2500 yıllık sokaklar Yemen’de aynen duruyor
Cemal Emden 32 yaşında bir mimar-gezgin. Seyahatlerini mimari gözle yapmayı seviyor. Bugüne kadar sadece mimarilerinden etkilendiği için Yemen, Suriye, Fas, Mısır ve Balkanlar’a gitmiş. Sırada birçok ülke var. Üstelik gördüklerini kendine saklamıyor, sergiliyor da. Garanti Galeri’de Amsterdam-Berlin adında bir sergisi olmuştu.
Şimdi de Yemen fotoğraflarını sergileyecek. Yemen o kadar etkileyici ki, mümkün olsa da hepsini tam sayfa basabilsek dediğim fotoğraflar gördüm bu röportajı yaparken. Cemal Emden, kerpiç gökdelenlerinden, kurulduğu günden beri değişmemiş çarşısından ve çöllerinden etkilendiği Yemen’i anlattı. Emden’in tüm Yemen fotoğraflarını görmek isterseniz 22 Aralık’ta Atatürk Kültür Merkezi’nde başlayacak sergisini kaçırmayın.
Yemen’e nasıl gittiniz?
- İlk olarak Ağa Han Mimarlık Ödülleri’nin bir projesi için gitmiştim. Buraya tekrar gelmem gerek dedim ve 20 günlük bir tur için geri döndüm. Başkent San’a’dan başladık, çölde Shabwah ve Shibam’dan geçerek doğuya vardık.Sonra güneye, deniz kenarına indik, ardından kuzeye çıkarak dağlık bölgeye girdik. Batıda Kızıldeniz’e vardıktan sonra başkente geri geldik. Son olarak da San’a’nın kuzeyindeki Shiharah bölgesine çıktık. Giderken mütevazı koşullara hazırlıklı olmamız gerektiğini biliyorduk ama havaalanında bavullar için iki saat beklememiz bize zamanın burada tahminimizden daha yavaş aktığını gösterdi.
Neydi tekrar gitmem gerek dedirten?
- Her şeyden önce mimarisi tabii ki. Modernleşmemiş, kerpiç kullanılarak oluşmuş bir mimari var. Sonra da el değmemişliği ve bozulmamışlığı. 2500 sene önce yapılmış sokaklar bugün hálá aynı şekilde duruyor.
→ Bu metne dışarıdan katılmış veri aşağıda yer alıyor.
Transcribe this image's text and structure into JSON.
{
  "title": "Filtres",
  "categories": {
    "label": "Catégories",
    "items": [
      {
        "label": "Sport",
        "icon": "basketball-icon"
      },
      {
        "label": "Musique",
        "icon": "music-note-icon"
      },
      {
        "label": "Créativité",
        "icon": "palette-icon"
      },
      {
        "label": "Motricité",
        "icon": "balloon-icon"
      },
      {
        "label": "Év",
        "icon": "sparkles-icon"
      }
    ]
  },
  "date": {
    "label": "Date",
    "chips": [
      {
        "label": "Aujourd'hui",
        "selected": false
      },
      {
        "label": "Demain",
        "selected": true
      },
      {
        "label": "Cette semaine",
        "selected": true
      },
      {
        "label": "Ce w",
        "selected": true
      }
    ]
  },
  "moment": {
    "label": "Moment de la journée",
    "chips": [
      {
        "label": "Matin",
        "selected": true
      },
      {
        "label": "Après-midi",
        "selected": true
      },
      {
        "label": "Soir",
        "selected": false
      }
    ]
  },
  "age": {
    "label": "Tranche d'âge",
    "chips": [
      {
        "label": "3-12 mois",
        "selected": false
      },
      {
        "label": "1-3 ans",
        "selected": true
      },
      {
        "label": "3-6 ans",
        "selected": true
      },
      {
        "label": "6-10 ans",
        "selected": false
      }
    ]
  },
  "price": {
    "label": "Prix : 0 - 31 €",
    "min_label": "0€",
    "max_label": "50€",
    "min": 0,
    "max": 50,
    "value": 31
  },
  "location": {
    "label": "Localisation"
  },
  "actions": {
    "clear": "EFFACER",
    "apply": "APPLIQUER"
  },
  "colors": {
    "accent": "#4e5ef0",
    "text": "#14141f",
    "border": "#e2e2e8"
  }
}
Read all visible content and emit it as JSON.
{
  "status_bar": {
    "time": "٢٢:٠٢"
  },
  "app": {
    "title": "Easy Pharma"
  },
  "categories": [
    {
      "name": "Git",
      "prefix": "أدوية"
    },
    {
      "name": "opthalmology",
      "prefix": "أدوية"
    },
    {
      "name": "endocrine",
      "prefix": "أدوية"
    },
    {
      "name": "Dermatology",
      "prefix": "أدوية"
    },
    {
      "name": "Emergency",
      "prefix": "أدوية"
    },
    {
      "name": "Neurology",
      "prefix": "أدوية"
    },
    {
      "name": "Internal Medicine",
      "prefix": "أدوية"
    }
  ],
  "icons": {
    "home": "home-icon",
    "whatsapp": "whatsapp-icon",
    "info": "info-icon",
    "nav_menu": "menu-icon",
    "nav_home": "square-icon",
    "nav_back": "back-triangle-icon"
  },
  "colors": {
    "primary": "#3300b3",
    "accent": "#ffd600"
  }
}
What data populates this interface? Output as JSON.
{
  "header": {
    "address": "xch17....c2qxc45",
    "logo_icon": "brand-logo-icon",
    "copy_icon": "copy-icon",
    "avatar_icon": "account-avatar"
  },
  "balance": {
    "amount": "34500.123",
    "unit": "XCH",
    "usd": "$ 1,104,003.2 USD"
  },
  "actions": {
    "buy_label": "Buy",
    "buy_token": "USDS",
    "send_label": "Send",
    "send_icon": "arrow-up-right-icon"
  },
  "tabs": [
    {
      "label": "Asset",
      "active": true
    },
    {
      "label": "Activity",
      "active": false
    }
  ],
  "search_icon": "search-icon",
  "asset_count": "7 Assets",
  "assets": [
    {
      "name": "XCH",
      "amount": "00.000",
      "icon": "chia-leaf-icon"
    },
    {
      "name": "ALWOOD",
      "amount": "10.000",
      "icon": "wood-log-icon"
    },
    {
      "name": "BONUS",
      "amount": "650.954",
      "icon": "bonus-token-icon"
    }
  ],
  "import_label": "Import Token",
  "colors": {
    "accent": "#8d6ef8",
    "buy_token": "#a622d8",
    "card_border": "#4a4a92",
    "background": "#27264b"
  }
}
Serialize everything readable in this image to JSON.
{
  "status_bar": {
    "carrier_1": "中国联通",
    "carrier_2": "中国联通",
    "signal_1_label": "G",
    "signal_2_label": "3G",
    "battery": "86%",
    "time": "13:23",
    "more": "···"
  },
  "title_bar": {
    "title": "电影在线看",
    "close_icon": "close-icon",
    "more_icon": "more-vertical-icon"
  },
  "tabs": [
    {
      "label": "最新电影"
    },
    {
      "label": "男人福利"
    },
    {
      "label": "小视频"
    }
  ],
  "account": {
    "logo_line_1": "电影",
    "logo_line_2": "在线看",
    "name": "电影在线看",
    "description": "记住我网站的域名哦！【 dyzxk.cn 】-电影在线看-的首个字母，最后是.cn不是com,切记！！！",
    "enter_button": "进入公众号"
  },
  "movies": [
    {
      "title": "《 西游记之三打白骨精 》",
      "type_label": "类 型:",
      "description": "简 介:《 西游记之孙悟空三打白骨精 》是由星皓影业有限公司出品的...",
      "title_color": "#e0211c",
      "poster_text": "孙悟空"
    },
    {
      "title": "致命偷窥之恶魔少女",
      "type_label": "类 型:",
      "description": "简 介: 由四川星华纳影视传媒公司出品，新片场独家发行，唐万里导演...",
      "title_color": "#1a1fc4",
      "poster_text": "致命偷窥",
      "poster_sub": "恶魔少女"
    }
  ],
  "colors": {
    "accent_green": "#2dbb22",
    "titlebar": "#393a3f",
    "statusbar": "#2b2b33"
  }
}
Neydi mimari olarak sizi bu kadar etkileyen?
- Yemen iki bölümden oluşuyor: Güney Yemen çöl bölgesi, Kuzey Yemen ise dağlık. Çöl bölgesindeki tek inşaat malzemesi çölden çıkardıkları toprak. Bütün binalar kerpiç. Bu evlerin yüksekliği bir statü sembolü. En yüksek binalarda oranın imamı, zengini veya şeyhi oturuyor demek. Sekiz-dokuz kata kadar çıkıyor. En güzelleri Shibam’da. Eşi benzeri olmayan bir yer burası. UNESCO’nun Dünya Mirası listesinde zaten. Shibam, bir vadinin içinde sel baskınları yüzünden 380 metreye-250 metre boyutlarında bir kayanın üzerine kurulmuş. 500 evde sekiz bin kişi yaşıyor. 3000 yıldır kerpiç yapılar var. Bu yapı gelenekleri bugün de aynen devam ediyor. Çünkü çok fakirler, iç bölgelere yeni ve modern yapı malzemeleri ulaşamıyor.
Başkent San’a’da en çok neler etkiledi sizi?
- Öyle çok ki! Efsaneye göre Nuh’un oğlu Shem tarafından kurulmuş. Dünyanın en eski yerleşimlerinden biri. Burası da UNESCO Dünya Mirası listesinde. Hz. Muhammed’in yaşadığı dönemde yapılmış camiler var. Orijinal kalem ve ahşap işçilikleri var, bozulmamış. Konumu da çok enteresan. Bir kale duvarının içine kurulmuş bir kent. 1001 gece masallarının dekoru gibi. Çarşı, Arap yarımadasının kesinlikle el değmemiş, en iyi korunmuş çarşısı. 40 ayrı küçük çarşıdan oluşuyor. Tütün, Hindistan’dan gelen baharatlar, kumaşlar... Dülgerler, marangoz atölyeleri de var.
OTEL YOK, ESKİ HAN VAR
Fotoğraflardaki silindir şeklindeki binalar ne? Bir ortaçağ şatosunun çöle ışınlanmış haline benziyor.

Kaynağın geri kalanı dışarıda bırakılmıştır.